1. Field of the Invention
The present invention relates to the R1 resistance gene from potato. It further relates to methods and materials employing the gene, and processes for identifying or producing other related genes. It also relates generally to methods for identifying plant protective agents which are capable of inducing the R1 gene or the activity of its encoded protein. Furthermore, the present invention relates to transgenic plants which became resistant to Late Blight because of the expression of an R1 transgene.
2. Description of Related Art
Several documents are cited throughout the text of this specification by name. Full bibliographic citations may be found at the end of the specification immediately preceding the sequence listing or claims. Each of the documents cited herein (including any manufacturer's specifications, instructions, etc.) are hereby incorporated herein by reference; however, there is no admission that any document cited is indeed prior art as to the present invention.
Late blight is worldwide the most destructive disease for potato cultivation causing billion-dollar losses every year (Kamoun et al. 1999). The causal pathogen is Phytophthora infestans, an oomycetous fungus infecting also tomatoes (Judelson 1997). Complete destruction of the potato crop by late blight caused the “Irish potato famine” in the middle of the 19th century (Salaman 1985) and initiated the search for resistant plants. Single genes for resistance to late blight (R genes) were discovered nearly 100 years ago in S. demissum, a wild potato species indigenous to Mexico. Introgression into potato cultivars of R genes conferring race specific resistance provided, however, only transient resistance to late blight, as new races rapidly overcame the R gene mediated resistance (Wastie 1991, Fry and Goodwin 1997). Quantitative or field resistance to late blight has also been identified in wild potato species (Ross 1986). This resistance is more durable than the one mediated by R genes, but difficult to move into cultivated varieties by crossing and phenotypic selection. Late blight is still mostly controlled by the frequent application of fungicides which loose efficiency by selection of fungicide resistant isolates.
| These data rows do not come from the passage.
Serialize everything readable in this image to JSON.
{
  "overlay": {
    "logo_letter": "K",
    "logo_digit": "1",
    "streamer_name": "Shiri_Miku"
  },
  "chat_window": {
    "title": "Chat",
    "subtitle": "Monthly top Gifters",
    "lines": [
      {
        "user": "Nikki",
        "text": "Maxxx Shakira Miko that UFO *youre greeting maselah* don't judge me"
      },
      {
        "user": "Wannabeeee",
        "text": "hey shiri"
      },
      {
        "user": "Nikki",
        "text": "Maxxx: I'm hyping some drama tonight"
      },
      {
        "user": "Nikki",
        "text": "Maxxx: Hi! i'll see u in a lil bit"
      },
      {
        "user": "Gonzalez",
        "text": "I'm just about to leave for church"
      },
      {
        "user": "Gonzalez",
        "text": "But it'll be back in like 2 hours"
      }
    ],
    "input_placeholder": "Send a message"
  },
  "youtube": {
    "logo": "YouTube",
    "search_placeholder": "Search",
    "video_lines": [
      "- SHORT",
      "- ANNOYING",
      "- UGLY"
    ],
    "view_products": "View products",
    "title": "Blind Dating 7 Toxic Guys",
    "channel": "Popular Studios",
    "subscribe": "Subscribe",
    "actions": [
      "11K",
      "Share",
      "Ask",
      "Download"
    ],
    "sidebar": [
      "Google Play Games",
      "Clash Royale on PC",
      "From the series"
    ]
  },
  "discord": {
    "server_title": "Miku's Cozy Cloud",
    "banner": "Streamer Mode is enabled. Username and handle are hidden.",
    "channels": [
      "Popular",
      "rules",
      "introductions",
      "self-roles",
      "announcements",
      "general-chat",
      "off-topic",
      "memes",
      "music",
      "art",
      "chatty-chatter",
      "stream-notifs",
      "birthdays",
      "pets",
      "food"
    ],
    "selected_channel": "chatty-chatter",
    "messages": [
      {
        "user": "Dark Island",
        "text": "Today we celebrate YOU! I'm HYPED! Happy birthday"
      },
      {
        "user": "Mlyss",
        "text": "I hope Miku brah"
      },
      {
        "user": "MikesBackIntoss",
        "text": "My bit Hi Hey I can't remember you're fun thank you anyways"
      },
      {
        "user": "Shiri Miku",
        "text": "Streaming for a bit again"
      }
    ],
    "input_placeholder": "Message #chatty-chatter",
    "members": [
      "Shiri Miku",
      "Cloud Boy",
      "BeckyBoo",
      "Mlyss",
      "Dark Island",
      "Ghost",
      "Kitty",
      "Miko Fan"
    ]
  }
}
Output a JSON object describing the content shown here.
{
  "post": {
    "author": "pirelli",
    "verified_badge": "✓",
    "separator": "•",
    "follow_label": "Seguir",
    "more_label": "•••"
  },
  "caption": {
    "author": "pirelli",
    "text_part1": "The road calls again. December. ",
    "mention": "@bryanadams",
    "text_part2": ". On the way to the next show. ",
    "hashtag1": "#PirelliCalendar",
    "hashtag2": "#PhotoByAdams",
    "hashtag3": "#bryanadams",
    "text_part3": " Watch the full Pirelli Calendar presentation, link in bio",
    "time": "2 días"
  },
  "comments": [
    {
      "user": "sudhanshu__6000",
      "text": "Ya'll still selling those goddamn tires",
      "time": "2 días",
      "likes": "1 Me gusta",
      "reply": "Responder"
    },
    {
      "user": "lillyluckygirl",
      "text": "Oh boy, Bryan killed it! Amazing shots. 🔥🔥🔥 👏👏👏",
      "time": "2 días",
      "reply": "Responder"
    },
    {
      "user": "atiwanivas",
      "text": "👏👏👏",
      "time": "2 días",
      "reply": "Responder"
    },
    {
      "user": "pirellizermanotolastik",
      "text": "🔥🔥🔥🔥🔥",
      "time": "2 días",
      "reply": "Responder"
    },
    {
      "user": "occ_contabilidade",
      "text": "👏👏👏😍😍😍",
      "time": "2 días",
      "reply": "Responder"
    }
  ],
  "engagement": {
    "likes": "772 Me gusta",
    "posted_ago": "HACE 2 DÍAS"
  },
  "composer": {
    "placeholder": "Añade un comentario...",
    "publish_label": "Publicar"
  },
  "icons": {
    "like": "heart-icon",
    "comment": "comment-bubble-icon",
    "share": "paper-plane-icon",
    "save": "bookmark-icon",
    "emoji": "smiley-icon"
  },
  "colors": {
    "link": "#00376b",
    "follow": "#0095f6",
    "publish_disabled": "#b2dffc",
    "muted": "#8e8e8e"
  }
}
Several R genes have been mapped to potato chromosomes using DNA markers (Leonards-Schippers et al. 1992, El-Kharbotly et al. 1994, 1996, Li et al. 1998, Ewing et al. 2000, Naess et al. 2000). R1 is located on chromosome V (Leonards-Schippers et. al., 1992) in a region where single genes for resistance to Potato virus X have also been mapped (Ritter et al. 1991, De Jong 1997). The same region contains major quantitative trait loci (QTL) for resistance to the parasitic root cyst nematode Globodera pallida (Kreike et al. 1994, Rouppe van der Voort et al. 1997, 2000) and late blight (Leonards-Schippers et. al. 1994, Oberhagemann et al. 1999, Collins 1999). The presence of a hot spot of resistance genes suggests their evolution from common ancestors by local gene duplication followed by functional diversification (Leonards-Schippers et al. 1994, Leister et al. 1996, Oberhagemann et al. 1999, Gebhardt and Valkonen 2001). If this is the case, the molecular cloning of the R1 gene should open the possibility to study at the molecular cloning factors mapping to the region and participating to the control of qualitative and quantitative resistance to various pathogens.
Thus, the technical problem underlying the present invention was to comply with the need for plant pathogen resistance genes and their regulatory sequences.
The solution to the technical problem is achieved by providing the embodiments characterized if the claims and described further below.